Since late August, Turkey has been an active participant in Syria's civil war, a fact that has elicited remarkably little public discussion at home.
Turkey’s intervention – “Operation Euphrates Shield” – is officially aimed at supporting Syrian rebel groups fighting to take back territory from Islamic State, which is also known as Isis.
Both pro-government and independent media outlets have been slow to offer serious critical analysis of whether the incursion is justified or what road its implications might be for Turkey.

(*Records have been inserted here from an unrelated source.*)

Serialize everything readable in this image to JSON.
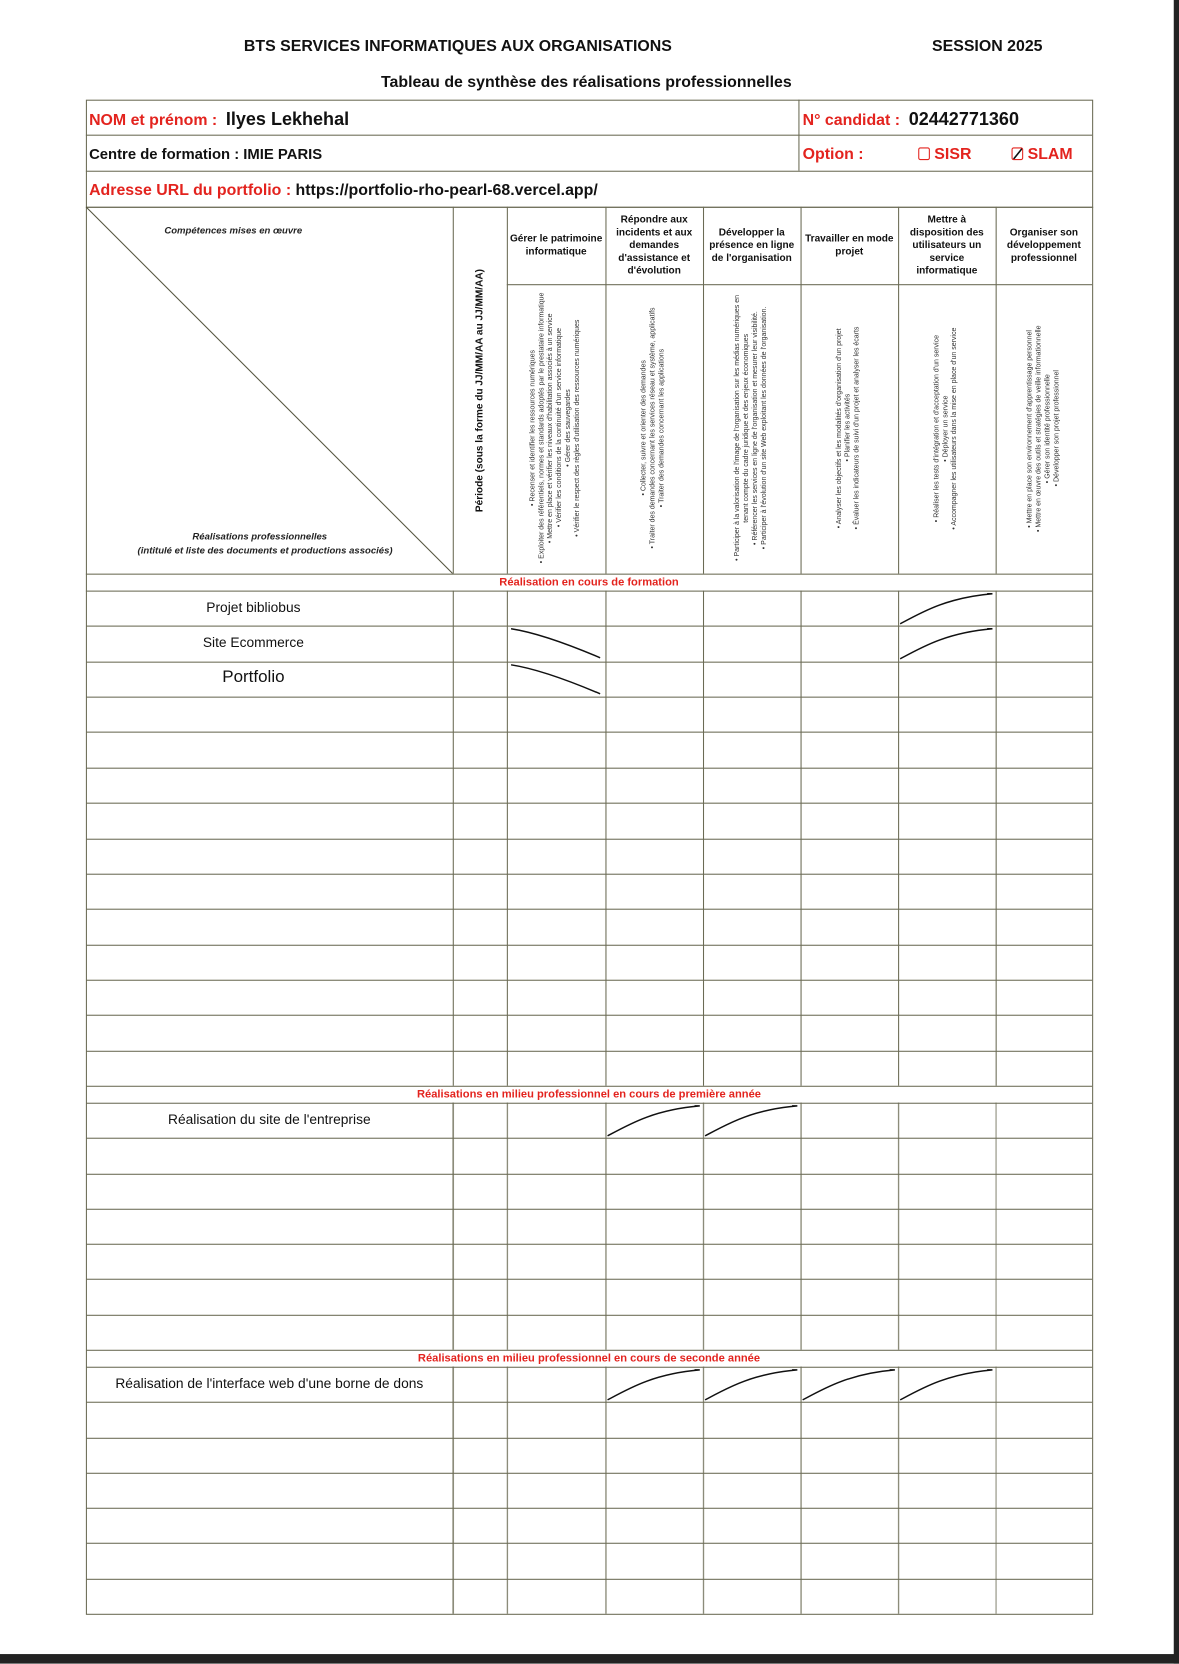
{
  "header": {
    "title": "BTS SERVICES INFORMATIQUES AUX ORGANISATIONS",
    "session": "SESSION 2025",
    "subtitle": "Tableau de synthèse des réalisations professionnelles"
  },
  "candidate": {
    "name_label": "NOM et prénom :",
    "name_value": "Ilyes Lekhehal",
    "number_label": "N° candidat :",
    "number_value": "02442771360",
    "center_label": "Centre de formation : IMIE PARIS",
    "option_label": "Option :",
    "options": [
      {
        "label": "SISR",
        "checked": false
      },
      {
        "label": "SLAM",
        "checked": true
      }
    ],
    "url_label": "Adresse URL du portfolio :",
    "url_value": "https://portfolio-rho-pearl-68.vercel.app/"
  },
  "table": {
    "diag_top": "Compétences mises en œuvre",
    "diag_bottom_1": "Réalisations professionnelles",
    "diag_bottom_2": "(intitulé et liste des documents et productions associés)",
    "period_label": "Période (sous la forme du JJ/MM/AA au JJ/MM/AA)",
    "competences": [
      {
        "title": "Gérer le patrimoine informatique",
        "items": [
          "• Recenser et identifier les ressources numériques",
          "• Exploiter des référentiels, normes et standards adoptés par le prestataire informatique",
          "• Mettre en place et vérifier les niveaux d'habilitation associés à un service",
          "• Vérifier les conditions de la continuité d'un service informatique",
          "• Gérer des sauvegardes",
          "• Vérifier le respect des règles d'utilisation des ressources numériques"
        ]
      },
      {
        "title": "Répondre aux incidents et aux demandes d'assistance et d'évolution",
        "items": [
          "• Collecter, suivre et orienter des demandes",
          "• Traiter des demandes concernant les services réseau et système, applicatifs",
          "• Traiter des demandes concernant les applications"
        ]
      },
      {
        "title": "Développer la présence en ligne de l'organisation",
        "items": [
          "• Participer à la valorisation de l'image de l'organisation sur les médias numériques en tenant compte du cadre juridique et des enjeux économiques",
          "• Référencer les services en ligne de l'organisation et mesurer leur visibilité.",
          "• Participer à l'évolution d'un site Web exploitant les données de l'organisation."
        ]
      },
      {
        "title": "Travailler en mode projet",
        "items": [
          "• Analyser les objectifs et les modalités d'organisation d'un projet",
          "• Planifier les activités",
          "• Évaluer les indicateurs de suivi d'un projet et analyser les écarts"
        ]
      },
      {
        "title": "Mettre à disposition des utilisateurs un service informatique",
        "items": [
          "• Réaliser les tests d'intégration et d'acceptation d'un service",
          "• Déployer un service",
          "• Accompagner les utilisateurs dans la mise en place d'un service"
        ]
      },
      {
        "title": "Organiser son développement professionnel",
        "items": [
          "• Mettre en place son environnement d'apprentissage personnel",
          "• Mettre en œuvre des outils et stratégies de veille informationnelle",
          "• Gérer son identité professionnelle",
          "• Développer son projet professionnel"
        ]
      }
    ],
    "sections": [
      {
        "label": "Réalisation en cours de formation",
        "row_count": 14,
        "rows": [
          {
            "title": "Projet bibliobus",
            "checks": [
              4,
              6
            ]
          },
          {
            "title": "Site Ecommerce",
            "checks": [
              0,
              4
            ]
          },
          {
            "title": "Portfolio",
            "checks": [
              0,
              6
            ],
            "large": true
          }
        ]
      },
      {
        "label": "Réalisations en milieu professionnel en cours de première année",
        "row_count": 7,
        "rows": [
          {
            "title": "Réalisation du site de l'entreprise",
            "checks": [
              1,
              2
            ]
          }
        ]
      },
      {
        "label": "Réalisations en milieu professionnel en cours de seconde année",
        "row_count": 7,
        "rows": [
          {
            "title": "Réalisation de l'interface web d'une borne de dons",
            "checks": [
              1,
              2,
              3,
              4
            ]
          }
        ]
      }
    ]
  }
}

However, a sliver of mainstream voices have begun to voice concern about the operation.
"We are witnessing the most under-reported cross-border operation in Turkish military history with no clear aim, no clear strategy and no end in sight," journalist Ahu Ozyurt recently wrote in the Hurriyet Daily News.
The information vacuum is in large part down to the silencing of independent and critical conversation in the crackdown following the failed military coup of July 15th, an event that continues to dominate almost all news and current affairs narratives.

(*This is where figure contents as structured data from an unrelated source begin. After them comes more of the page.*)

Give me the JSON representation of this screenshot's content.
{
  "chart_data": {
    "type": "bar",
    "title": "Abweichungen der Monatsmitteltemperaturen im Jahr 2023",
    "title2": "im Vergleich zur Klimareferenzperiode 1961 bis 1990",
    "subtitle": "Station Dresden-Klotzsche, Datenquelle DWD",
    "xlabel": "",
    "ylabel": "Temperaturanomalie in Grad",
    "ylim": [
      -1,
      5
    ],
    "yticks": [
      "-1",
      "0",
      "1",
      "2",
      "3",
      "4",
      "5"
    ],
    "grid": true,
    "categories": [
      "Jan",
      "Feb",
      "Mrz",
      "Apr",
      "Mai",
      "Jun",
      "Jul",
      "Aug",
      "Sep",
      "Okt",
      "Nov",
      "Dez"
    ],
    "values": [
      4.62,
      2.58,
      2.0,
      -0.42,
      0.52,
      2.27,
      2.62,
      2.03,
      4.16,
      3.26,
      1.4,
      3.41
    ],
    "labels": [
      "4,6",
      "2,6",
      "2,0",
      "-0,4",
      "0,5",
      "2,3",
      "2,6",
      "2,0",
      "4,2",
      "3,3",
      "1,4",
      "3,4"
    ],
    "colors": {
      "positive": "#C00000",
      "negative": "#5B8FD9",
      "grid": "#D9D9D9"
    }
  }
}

That, combined with rising nationalism in the wake of the defeated coup, has bolstered the authorities' legitimacy to act in Syria.
Isis targets
According to state media, Operation Euphrates Shield has destroyed 1,900 Islamic State targets, and Turkish president
Recep Tayyip Erdogan
has indicated that the country’s forces along with their Syrian rebel allies could eventually take control of 7,500sq km in northern Syria.
Ankara maintains that the intervention is an act of self-defence merited by the series of Islamic State bombings that have killed more than 150 civilians in Ankara, Istanbul and elsewhere over the past 18 months.

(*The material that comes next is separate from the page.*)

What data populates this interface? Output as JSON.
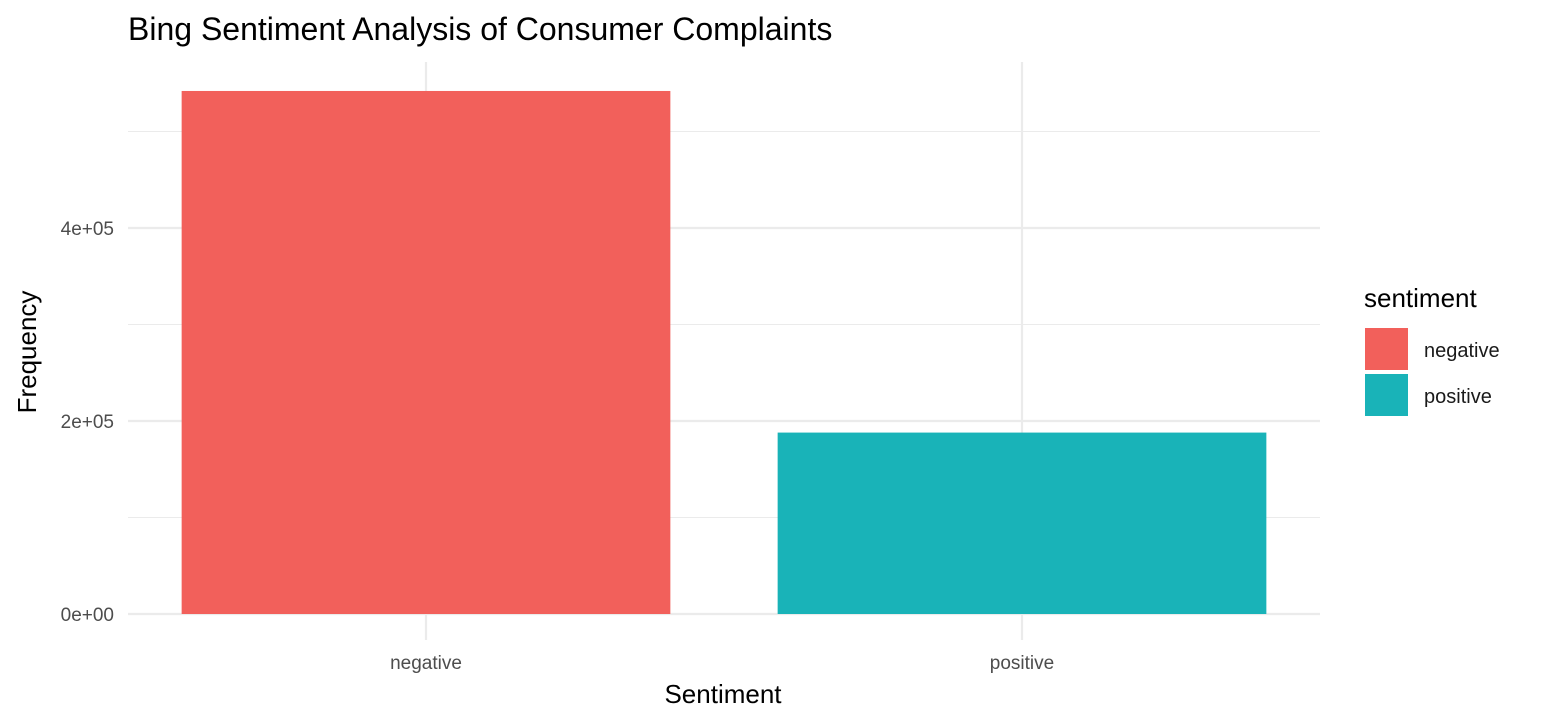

Officials have also said the threat of Syrian Kurds expanding their influence west across northern Syria is something Turkey would act against.
The incursion has come at a cost. At least 11 Turkish soldiers have been killed in six weeks, while reports have emerged of at least two air strikes by Turkish jets killing dozens of Syrian civilians close to the border.
A bomb attack by Islamic State in the Atmeh district of northwestern Syria on October 6th killed at least 35 rebels fighting alongside Turkish forces.
Ertugrul Kurkcu, a member of parliament from the opposition Peoples' Democratic Party, narrowly escaped injury when Islamic State affiliates killed 103 peace marchers in Ankara in a suicide attack last October.
He said the government’s stated aim of rooting out Isis from the border areas may be overplayed.
Police control
“The [Islamic State] attacks in Turkey have originated inside Turkey, not outside. All the attackers were Turkish,” Kurkcu said. “Some were under police control but were not stopped, and so the Syria operation has nothing to do with stopping Isis.”
Rather, he argues, it is designed to deny territory to Syrian Kurds.
Can, an Istanbul-based architect who asked not to be fully identified in order to speak freely, says the “general talk” among friends and contacts regarding the state’s motivation for entering Syria centres more on securing energy supplies than defeating jihadists.
Kurkcu says he thinks most ordinary Turks are unhappy with what’s going on, and they don’t want “adventures” outside Turkish territory.
"Day by day, they are growing more concerned," he said. "Turkey has difficulties in Iraq and Cyprus, and now Syria.
“Of course, there has been nationalist agitation by the AK Party government with claims to former Ottoman territory,” he added. “But I don’t think families who have children in the military would like to see Turkey in another war and the possibility that their sons may return in coffins.”
An official at the ministry of foreign affairs refused to confirm the number of Turkish troops in Syria, or whether the operation has yet achieved its goals or is close to doing so.
Foreign minister Mevlut Cavusoglu, however, told French television last month that "initially, we may move at least 45km down [south] . . . Then, a 5,000km de facto safe zone can be established."